When a premarital agreement provides that a premarital IRA or 401(k), plus growth, is a party’s nonmarital property, and that marital contributions, plus growth, are to be shared equally at divorce, the owner must maintain all account statements from the date of marriage forward so as to be able to identify the nonmarital share. If he/she fails to do so, the entire account may be divided equally at divorce.

Spouse Takes Advantage of Ill or Incapacitated Party

A spouse with a financial power of attorney could use it to transfer assets or change a beneficiary designation. Such actions may constitute a breach of fiduciary duty, but there could be substantial litigation expenses to resolve a dispute and it could occur after a death or incapacity. Even without a power of attorney, a spouse could exploit a weak or ill party to revoke a premarital agreement, change the terms, or make excessive asset transfers. The wealthy party should work with his/her estate planning lawyer to devise the best way to handle incapacity.

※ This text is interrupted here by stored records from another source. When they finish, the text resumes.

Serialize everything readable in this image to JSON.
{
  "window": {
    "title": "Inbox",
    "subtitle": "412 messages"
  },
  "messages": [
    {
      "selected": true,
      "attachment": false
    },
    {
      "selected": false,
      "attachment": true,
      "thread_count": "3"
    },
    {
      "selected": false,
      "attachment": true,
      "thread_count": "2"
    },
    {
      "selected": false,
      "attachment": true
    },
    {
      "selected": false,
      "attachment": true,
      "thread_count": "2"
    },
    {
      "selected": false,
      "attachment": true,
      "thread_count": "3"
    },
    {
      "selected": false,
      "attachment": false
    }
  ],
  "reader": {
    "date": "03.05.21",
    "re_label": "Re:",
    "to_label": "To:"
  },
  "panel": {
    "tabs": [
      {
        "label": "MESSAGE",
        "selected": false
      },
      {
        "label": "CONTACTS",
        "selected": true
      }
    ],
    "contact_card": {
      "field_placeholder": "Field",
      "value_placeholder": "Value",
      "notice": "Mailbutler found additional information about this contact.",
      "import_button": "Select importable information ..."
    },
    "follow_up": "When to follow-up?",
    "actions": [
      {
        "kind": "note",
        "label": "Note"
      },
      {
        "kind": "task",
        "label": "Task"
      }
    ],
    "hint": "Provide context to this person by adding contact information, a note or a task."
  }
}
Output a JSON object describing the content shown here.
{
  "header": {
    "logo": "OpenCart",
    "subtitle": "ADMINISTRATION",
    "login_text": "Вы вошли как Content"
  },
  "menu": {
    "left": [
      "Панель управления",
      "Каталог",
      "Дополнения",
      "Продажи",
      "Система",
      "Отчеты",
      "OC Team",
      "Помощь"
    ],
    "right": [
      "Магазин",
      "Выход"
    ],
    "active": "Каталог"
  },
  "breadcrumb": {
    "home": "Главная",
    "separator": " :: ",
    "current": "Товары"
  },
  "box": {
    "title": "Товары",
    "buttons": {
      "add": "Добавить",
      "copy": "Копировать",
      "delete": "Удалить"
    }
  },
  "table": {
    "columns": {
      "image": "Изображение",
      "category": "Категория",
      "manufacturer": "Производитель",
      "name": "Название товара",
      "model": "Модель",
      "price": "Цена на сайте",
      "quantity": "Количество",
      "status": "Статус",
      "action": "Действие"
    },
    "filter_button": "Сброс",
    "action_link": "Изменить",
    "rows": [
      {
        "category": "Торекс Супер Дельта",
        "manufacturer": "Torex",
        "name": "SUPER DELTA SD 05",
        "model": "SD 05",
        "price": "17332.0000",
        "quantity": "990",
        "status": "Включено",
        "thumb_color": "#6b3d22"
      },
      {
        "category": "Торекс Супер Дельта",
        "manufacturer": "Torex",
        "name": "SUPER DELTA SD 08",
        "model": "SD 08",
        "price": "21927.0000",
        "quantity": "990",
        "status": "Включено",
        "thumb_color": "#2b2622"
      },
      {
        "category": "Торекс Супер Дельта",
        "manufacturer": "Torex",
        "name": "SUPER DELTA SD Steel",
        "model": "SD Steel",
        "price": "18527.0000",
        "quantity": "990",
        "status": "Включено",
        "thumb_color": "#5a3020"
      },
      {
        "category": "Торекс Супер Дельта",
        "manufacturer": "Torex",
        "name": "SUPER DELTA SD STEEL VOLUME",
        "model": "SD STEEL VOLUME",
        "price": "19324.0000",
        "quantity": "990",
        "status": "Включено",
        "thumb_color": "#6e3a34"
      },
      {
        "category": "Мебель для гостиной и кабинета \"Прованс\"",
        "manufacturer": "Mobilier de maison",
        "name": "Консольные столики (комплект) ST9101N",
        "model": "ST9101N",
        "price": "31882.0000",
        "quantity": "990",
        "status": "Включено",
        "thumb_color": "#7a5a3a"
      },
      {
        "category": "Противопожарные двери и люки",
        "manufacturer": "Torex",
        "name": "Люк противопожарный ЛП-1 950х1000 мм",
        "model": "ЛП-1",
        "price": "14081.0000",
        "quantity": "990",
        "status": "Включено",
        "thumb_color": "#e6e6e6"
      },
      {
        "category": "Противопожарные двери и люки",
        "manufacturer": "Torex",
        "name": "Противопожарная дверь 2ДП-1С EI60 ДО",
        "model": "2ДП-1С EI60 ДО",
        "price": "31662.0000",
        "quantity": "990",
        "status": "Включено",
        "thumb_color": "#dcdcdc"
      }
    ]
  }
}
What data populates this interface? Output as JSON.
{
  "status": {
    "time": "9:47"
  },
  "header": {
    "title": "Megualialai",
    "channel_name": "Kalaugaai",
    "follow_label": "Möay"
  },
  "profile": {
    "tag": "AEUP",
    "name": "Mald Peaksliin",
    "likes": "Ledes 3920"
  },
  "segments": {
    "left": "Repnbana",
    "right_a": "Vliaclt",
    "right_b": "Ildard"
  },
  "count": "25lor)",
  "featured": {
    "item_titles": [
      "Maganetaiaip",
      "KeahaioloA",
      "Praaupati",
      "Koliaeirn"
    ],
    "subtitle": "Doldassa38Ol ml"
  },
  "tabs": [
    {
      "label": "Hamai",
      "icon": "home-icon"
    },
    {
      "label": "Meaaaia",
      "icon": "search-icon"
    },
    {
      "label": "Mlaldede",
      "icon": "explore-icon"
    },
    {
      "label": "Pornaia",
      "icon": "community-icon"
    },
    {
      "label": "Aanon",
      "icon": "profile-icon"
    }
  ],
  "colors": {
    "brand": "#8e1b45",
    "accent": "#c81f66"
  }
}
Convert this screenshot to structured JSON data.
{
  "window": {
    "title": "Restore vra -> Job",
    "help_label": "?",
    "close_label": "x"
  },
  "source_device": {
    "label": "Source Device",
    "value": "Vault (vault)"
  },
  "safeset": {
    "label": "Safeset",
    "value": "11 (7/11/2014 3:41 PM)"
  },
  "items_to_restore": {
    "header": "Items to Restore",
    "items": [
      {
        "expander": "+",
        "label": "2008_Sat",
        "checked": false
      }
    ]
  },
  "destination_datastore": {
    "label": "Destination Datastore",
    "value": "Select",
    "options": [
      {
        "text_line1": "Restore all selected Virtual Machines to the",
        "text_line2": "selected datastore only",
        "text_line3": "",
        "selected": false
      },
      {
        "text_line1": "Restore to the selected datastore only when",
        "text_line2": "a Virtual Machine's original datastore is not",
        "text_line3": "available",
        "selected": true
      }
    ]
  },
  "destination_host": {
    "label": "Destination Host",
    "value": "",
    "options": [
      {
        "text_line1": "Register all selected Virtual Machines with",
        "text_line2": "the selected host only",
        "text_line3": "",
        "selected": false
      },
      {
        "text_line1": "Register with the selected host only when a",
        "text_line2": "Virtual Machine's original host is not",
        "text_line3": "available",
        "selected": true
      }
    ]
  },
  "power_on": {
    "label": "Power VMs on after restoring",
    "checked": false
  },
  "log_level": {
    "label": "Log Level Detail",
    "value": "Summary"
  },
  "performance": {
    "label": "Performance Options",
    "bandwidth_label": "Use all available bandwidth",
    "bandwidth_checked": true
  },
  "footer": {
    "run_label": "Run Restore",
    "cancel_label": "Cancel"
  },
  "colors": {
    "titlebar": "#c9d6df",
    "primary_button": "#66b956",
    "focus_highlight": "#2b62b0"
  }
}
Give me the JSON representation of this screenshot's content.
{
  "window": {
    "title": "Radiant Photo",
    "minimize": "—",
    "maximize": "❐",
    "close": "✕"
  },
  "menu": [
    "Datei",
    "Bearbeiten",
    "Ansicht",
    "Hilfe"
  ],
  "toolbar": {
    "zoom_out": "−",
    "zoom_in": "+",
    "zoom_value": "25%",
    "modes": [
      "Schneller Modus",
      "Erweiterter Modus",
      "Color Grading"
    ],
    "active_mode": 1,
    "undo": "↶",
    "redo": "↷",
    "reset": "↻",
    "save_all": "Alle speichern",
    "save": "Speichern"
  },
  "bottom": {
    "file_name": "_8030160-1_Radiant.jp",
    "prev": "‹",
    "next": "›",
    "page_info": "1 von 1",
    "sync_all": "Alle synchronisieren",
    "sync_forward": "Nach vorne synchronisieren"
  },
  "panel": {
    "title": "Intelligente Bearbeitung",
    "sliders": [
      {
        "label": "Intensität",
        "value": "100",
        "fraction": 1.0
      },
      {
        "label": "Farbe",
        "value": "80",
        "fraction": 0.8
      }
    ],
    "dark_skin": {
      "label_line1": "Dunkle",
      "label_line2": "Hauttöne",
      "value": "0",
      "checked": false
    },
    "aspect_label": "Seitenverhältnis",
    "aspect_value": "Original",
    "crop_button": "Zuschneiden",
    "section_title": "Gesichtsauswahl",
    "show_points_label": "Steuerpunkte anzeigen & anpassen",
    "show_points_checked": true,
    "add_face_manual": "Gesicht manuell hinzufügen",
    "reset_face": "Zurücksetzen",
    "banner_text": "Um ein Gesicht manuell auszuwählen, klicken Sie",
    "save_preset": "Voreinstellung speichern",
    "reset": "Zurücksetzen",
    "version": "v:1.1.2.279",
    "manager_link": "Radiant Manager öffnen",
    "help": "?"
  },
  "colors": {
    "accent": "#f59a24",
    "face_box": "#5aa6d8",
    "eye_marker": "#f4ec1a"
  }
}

Weaker Party Makes Disadvantageous Decisions and Then Regrets

A weaker party may make disadvantageous decisions during the marriage. These decisions will not alter the rights and obligations under a premarital agreement. A party who leaves the workforce before building an adequate nest egg, without written assurance that the other party will provide financial security, must live with the consequences. A party who uses separate property income to pay routine expenses while other party pays the mortgage on a solely titled home will be disadvantaged; his/her income will have gone to consumption while the other party builds equity. He/she is not entitled to rely on purported oral promises of the other party to make provisions, such as a more generous will, not required by the written contract.

Issues in Planning for Death

When a premarital agreement creates obligations to a surviving spouse, parties must see to the execution of estate-planning documents – the will; beneficiary designations – while both are alive. When a spouse was previously divorced, he/she must update beneficiary designations; a failure to do so may result in a former spouse receiving life insurance or an IRA that parties intended go to a new spouse. A spouse who is entitled to life insurance under a premarital agreement should see to the payment of premiums so that the policy does not lapse.


A premarital agreement can be useful for many couples, especially those who have been married before, want to avoid a contentious divorce and to provide for both a spouse and children. However, such an agreement is only useful when parties take the steps necessary to carry out their obligations and make appropriate decisions during the marriage.